Çim ekilecek alan yeterince sıkı olmalı, büyük boşluklar içermemelidir. Ancak sert de olmamalıdır. Başka yerde köklendirilen hazır çim serilebileceği gibi, tohum da ekilebilir.

Süs Bitkilerinde Toprak Kullanımı: Süs bitkileri için topraktan önce iklim iyi incelenmelidir. Genelde derin, gevrek, iyi drenajlı, yeterli organik madde içeren kumlu tın bünyeli toprak en uygundur.

Orman Alanlarında Toprak Kullanımı: Toprak nemini düzenlemek, topraktan gelen hastalıkları önlemek, verimliliği ve toprak yapısını korumak ve erozyonu önlemek ormancının görevleri arasındadır. Ülkemiz ormancılığında sulama, gübreleme vb girdi uygulamaları yaygın değildir, ağaçlar kendi çabalarıyla gelişir.

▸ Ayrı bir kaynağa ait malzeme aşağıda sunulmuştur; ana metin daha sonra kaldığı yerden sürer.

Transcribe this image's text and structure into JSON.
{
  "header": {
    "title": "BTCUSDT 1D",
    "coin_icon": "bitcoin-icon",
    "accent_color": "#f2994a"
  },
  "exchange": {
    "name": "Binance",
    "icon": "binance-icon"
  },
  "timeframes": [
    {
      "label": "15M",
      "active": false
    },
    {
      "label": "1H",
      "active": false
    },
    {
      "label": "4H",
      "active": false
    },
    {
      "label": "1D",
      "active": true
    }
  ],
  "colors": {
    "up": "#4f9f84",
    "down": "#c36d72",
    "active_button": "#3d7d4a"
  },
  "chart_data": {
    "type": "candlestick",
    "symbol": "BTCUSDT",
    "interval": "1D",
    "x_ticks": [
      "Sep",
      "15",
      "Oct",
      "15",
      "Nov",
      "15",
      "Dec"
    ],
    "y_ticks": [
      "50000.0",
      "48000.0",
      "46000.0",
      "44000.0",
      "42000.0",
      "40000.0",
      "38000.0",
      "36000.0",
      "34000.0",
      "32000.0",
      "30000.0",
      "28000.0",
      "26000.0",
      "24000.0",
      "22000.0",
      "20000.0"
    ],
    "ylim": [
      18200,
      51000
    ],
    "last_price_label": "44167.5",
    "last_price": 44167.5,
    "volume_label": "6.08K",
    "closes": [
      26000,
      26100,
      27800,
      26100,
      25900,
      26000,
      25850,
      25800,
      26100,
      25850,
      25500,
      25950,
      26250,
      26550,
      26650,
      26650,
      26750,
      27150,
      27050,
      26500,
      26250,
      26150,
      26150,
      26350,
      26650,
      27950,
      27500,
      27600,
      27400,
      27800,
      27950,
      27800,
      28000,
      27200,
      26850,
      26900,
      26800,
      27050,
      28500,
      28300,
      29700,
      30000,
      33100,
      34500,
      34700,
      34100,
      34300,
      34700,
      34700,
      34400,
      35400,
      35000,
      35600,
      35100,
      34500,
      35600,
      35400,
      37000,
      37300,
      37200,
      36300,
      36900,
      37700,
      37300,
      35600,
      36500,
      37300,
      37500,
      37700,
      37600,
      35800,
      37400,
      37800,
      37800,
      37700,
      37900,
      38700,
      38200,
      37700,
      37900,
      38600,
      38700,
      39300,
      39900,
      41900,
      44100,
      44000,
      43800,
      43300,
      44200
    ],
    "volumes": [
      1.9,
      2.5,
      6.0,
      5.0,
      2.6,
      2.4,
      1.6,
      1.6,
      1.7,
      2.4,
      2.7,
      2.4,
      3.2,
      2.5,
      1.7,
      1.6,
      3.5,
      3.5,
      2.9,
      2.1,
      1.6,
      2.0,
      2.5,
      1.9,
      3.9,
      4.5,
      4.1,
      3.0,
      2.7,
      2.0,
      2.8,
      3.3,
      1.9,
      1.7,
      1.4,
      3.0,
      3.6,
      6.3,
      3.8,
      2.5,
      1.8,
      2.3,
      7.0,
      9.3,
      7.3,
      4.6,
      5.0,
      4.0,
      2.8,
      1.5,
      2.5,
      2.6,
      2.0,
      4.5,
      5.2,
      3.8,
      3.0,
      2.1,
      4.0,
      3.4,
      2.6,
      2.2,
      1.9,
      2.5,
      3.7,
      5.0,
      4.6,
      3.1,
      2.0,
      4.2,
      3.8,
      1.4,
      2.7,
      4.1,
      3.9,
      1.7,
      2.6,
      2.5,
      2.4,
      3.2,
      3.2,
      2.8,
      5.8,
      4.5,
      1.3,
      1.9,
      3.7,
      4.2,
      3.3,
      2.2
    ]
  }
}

Fidanlıkta toprak ve arazi özellikleri daha da önemlidir. Böyle yerler hastalıklardan korunmuş, iyi drenajlı, verimli alanlardan seçilmeli ve nitelikli suyla sulanmalıdır. Orman örtüsü altında nem ve verimlilik rejimlerini düzenleyen en önemli etmen süngersi (mull yapılı) organik kattır. Bu kat uzaklaştırılmamalı, toplanmamalıdır. Özellikle nemli toprakta hayvan otlatılması; sıkışma, nem azalması, organik maddenin zarar görmesi, düşük bağıl nem ve daha yüksek toprak sıcaklığı gibi olumsuz sonuçlar doğurabilir.

Arazi Toplulaştırma

Arazilerin miras yoluyla bölünme başta olmak üzere, kentleşme, göç, aradan yol kanal vb geçmesi, erozyon gibi nedenlerle bölünüp parçalanması, ekonomik tarımsal üretimin önündeki ciddi engellerden biridir. Birkaç parça tarlası olan çiftçi, bunların tümüne zamanında ve gereğince yetişememekte, şekilsiz tarlalarda işlerini yürütmek için ayrıca zaman ve yakıt harcamaktadır. Arazi toplulaştırma, çiftçinin elindeki arazi parçalarını olabildiğince birleştirilip, şeklini düzeltmek, su, yol gibi altyapı gereklerini karşılamak ve çoğu kez de var olan toprak sorunlarını gidermek üzere yürütülen bir teknik ve toplumsal projeler topluluğudur.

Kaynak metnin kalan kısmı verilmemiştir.